One of the first things I did before starting my blog was niching down and selecting subcategories that my content would be able to fall under.
For example, this is a lifestyle blog that focuses on productivity tips and resources to start online businesses for female entrepreneurs.
I have enough wiggle room to create relative and relevant content for each with a plethora of topics to choose from.
However, coming up with compelling, click-worthy titles can be daunting at times.
When I sit down to write, I like to know what I’m going to write about beforehand.
My go-to strategy is always conducting research to see what my audience is actually searching for answers to. I primarily do this by browsing Google, Quora, and Pinterest.
It’s best to write on hot topics that are already popular on those platforms so your potential audience is ready to click.
Tweak Your Biz is another tool I use that not only helps with generating blog post titles, but provides many ideas on what to write next.
This tool inputs keywords into suggested titles then breaks them down into categories and returns hundreds of popular blog titles to choose from.
It’s not a resource that’s talked about much, but plenty of bloggers use it. Give it a try and you’ll be hooked.
Let me just start off by saying I will never recommend a product or resource I have not personally used on my blogging platform.
If I share a resource, please know that it is both practical and highly beneficial and won’t break the bank.
I’m all about saving a coin and starting businesses with less.
I purchased both for under a hundred dollars each about two years ago and I’m still an active learner and participant in both of their Facebook groups.
The great thing about investing in reputable blogging courses is the ability to become lifetime members/students.
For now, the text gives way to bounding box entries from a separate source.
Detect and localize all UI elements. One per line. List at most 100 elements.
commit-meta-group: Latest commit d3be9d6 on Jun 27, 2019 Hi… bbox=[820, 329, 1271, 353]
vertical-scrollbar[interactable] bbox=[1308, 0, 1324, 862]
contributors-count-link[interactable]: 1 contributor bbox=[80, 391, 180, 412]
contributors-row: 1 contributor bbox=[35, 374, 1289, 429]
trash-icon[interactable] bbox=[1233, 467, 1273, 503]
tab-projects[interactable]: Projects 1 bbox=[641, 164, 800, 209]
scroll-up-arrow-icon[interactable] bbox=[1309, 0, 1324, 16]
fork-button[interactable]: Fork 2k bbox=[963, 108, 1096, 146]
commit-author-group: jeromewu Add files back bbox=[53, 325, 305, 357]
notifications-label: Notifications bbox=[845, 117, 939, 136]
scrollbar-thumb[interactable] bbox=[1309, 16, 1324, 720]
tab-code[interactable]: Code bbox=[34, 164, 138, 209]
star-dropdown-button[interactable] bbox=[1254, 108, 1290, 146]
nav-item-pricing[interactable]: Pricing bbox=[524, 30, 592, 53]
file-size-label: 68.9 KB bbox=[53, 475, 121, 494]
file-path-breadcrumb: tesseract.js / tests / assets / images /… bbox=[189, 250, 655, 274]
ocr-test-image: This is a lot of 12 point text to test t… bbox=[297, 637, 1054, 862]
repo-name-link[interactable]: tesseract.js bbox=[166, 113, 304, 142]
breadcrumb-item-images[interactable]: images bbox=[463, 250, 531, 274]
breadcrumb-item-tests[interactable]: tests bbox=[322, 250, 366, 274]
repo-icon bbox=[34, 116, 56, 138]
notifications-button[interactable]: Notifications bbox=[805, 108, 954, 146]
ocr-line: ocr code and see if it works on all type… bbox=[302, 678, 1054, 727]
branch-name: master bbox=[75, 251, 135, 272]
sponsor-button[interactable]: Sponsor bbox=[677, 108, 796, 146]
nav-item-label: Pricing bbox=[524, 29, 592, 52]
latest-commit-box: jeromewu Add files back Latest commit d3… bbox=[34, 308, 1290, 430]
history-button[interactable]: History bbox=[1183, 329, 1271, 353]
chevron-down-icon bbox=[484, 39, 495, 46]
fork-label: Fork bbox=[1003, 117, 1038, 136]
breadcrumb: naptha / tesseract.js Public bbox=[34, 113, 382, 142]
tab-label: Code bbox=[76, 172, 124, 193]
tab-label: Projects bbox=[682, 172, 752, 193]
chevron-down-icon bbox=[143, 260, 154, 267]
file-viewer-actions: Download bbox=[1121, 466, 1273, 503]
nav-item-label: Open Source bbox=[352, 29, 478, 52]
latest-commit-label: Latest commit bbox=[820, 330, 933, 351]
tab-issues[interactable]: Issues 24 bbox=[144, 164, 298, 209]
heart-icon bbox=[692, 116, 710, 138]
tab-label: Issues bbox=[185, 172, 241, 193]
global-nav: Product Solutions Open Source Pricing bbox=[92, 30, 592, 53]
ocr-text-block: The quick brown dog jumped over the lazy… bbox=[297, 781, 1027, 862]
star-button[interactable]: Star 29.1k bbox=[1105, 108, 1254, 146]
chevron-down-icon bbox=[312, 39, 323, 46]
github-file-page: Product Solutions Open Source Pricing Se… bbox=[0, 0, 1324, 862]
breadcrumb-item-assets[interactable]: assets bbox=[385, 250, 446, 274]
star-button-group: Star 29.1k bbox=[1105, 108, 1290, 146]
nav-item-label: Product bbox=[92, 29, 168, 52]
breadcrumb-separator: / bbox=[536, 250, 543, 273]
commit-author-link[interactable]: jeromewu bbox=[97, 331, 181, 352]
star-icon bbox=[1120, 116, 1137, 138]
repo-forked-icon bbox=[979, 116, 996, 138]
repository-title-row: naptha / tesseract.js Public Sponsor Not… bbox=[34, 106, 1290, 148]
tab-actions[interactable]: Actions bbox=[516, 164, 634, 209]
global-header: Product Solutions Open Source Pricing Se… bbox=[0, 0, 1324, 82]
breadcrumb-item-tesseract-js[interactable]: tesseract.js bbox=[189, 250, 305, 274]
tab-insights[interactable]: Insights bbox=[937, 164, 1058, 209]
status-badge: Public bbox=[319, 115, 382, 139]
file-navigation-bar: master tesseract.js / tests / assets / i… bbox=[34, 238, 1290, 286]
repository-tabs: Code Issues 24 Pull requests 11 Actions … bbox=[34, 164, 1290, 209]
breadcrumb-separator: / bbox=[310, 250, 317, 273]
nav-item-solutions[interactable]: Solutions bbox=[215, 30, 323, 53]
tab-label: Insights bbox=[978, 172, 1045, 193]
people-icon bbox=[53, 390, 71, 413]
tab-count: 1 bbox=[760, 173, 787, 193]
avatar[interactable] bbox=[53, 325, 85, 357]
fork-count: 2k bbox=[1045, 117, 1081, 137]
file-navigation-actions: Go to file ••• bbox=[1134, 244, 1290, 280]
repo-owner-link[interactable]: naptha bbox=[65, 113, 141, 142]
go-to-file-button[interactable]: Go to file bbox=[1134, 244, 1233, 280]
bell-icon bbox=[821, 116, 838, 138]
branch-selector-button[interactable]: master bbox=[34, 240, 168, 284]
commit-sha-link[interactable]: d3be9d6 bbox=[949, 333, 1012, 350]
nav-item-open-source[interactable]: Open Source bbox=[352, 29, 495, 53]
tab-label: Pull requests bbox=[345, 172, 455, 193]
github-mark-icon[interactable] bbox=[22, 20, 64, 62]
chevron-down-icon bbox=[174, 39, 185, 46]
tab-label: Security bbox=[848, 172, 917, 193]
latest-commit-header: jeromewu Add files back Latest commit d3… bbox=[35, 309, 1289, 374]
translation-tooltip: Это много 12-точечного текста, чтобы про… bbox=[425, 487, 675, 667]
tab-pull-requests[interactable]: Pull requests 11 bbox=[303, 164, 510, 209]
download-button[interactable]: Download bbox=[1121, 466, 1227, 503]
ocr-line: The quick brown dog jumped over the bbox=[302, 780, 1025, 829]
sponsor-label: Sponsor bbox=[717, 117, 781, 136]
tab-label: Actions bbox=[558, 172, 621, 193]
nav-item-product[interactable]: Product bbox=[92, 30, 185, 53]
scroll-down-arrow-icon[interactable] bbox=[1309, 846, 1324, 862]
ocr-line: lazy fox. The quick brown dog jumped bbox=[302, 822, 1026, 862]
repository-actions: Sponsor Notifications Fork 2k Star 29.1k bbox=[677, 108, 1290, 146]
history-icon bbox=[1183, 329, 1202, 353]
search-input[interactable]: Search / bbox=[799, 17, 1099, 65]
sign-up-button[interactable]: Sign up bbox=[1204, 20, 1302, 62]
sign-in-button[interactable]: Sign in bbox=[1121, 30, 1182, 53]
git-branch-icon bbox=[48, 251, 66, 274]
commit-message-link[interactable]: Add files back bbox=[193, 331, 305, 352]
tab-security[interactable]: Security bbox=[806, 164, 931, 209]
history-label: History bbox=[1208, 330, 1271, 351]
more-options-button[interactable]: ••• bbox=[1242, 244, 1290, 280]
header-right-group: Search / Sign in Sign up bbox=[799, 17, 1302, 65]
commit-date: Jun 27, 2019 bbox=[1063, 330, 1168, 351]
As the blogging industry changes as well as Pinterest, you have direct access to current tips and tricks, profitable resources, and a network of other bloggers that are on the same journey as you.
Access to Carly’s Blogging Like We Mean It Facebook group alone has been an ultimate resource.
Blogging pros are always sharing strategies that have worked for them. Carly and Meg are both very hands-on with students looking to make their blogs profitable and have years of achievements to solidify their expertise.
I honestly wouldn’t have been able to navigate my blogging journey without following their instruction, which is very clear and concise, honest and thorough.
The lessons are broken down step-by-step for any blogging beginner to easily follow. I still utilize strategies from Pinterest Ninja and Pinteresting Strategies daily.
I recently started her course this year and am satisfied with all the gems she’s giving away at fairly reasonable prices (it won’t break the bank!).
Learn more about what her course offers and the raving reviews here.
There you have it!
The simple seven resources I’ve used to get started blogging in under one month, best of luck on your new journey.